Localisation: the Achilles heel to AI in politics

If using such an AI tool is that simple, why aren’t all political professionals doing so? Well, the fact remains that the localisation of such tools limits its applicability. Schuster mentioned this in relation to SAVOIRR—while it can adapt to various political systems, implementing it in a new country can take anywhere from 6-12 months.

Adapting to each country’s unique political system is a Herculean task—languages, laws, and political nuances differ widely, and if a tech product has a one-size-fits-all approach, then it will often fall short. You’ll often need the right people on the ground who can translate the intricacies of these different political systems into the proper data points that will serve as inputs for that AI tool.

Not to mention, getting politicians and companies on board with using such tools is another uphill battle. The onboarding process can be daunting, with users often finding themselves lost in a sea of features and data. It’s not just about having access to AI-driven insights – it’s about understanding how to use them effectively.

Moreover, persuading politicians and companies to use these tools involves overcoming onboarding complexities and teaching effective utilisation of AI insights.

Schuster emphasised the human aspect behind its AI technology during our conversation, telling me that while AI is transformative, the real power lies in human interpretation and application of the data.

Clemens Schuster, Co-Founder and CEO

The human element: AI’s make or break factor

Perhaps the most critical oversight in the AI-politics fusion is underestimating the human element. AI, as seen with SAVOIRR, can churn out data and insights aplenty, but without keen human interpretation, these insights might as well be a pile of unread books. Schuster’s platform stands at this crucial juncture – a place where AI and human insight must coalesce effectively, or risk falling short.

Let’s say there is an AI system deployed in a political campaign to analyse public sentiment through social media. AI could identify the trending topics and general sentiment, but it won’t be able to understand the nuanced context behind certain regional slangs or localised expressions. This could lead to a campaign misinterpreting a key demographic’s concerns, resulting in a strategy that misses the mark and alienates potential supporters. Human intuition and understanding is irreplaceable here, and makes such AI tools not useful but even damaging.
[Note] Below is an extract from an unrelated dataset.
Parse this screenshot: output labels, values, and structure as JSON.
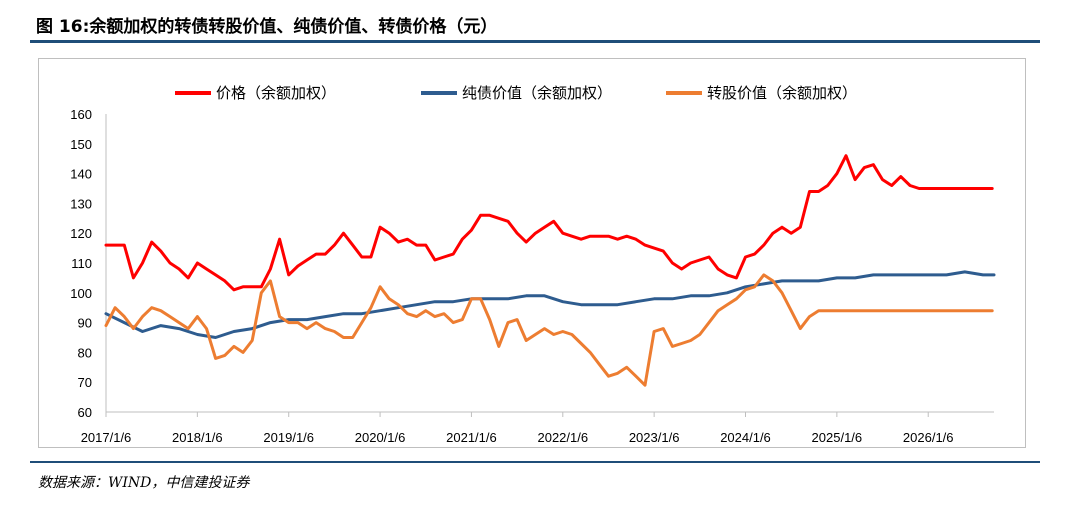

AI can process vast amounts of data, but it often lacks the ability to grasp the unpredictable and dynamic nature of human behaviour that is so central to politics.

AI’s success stories

Still, there are times when AI can be used in the right way. Schuster shared a compelling success story from Switzerland, where SAVOIRR enabled a major energy company to leverage early information on solar panel regulations, significantly impacting their business strategy and legislative involvement.

The use—and success of—AI in politics will only increase. Recent reports from US campaigns, from local mayoral races to the highly anticipated 2024 presidential election, AI use in crafting election ads and outreach emails is increasingly prevalent. The Democratic National Committee, for instance, has tested AI-generated content and discovered it matches or even surpasses human-written material in terms of engagement and fundraising results.

A new chapter in political analysis

Schuster’s future vision for SAVOIRR seeks to redefine public policy engagement, informed by its experiences. The progress of AI, particularly in nuanced fields like politics, will rest on its capacity to augment, not supplant, human judgement and expertise.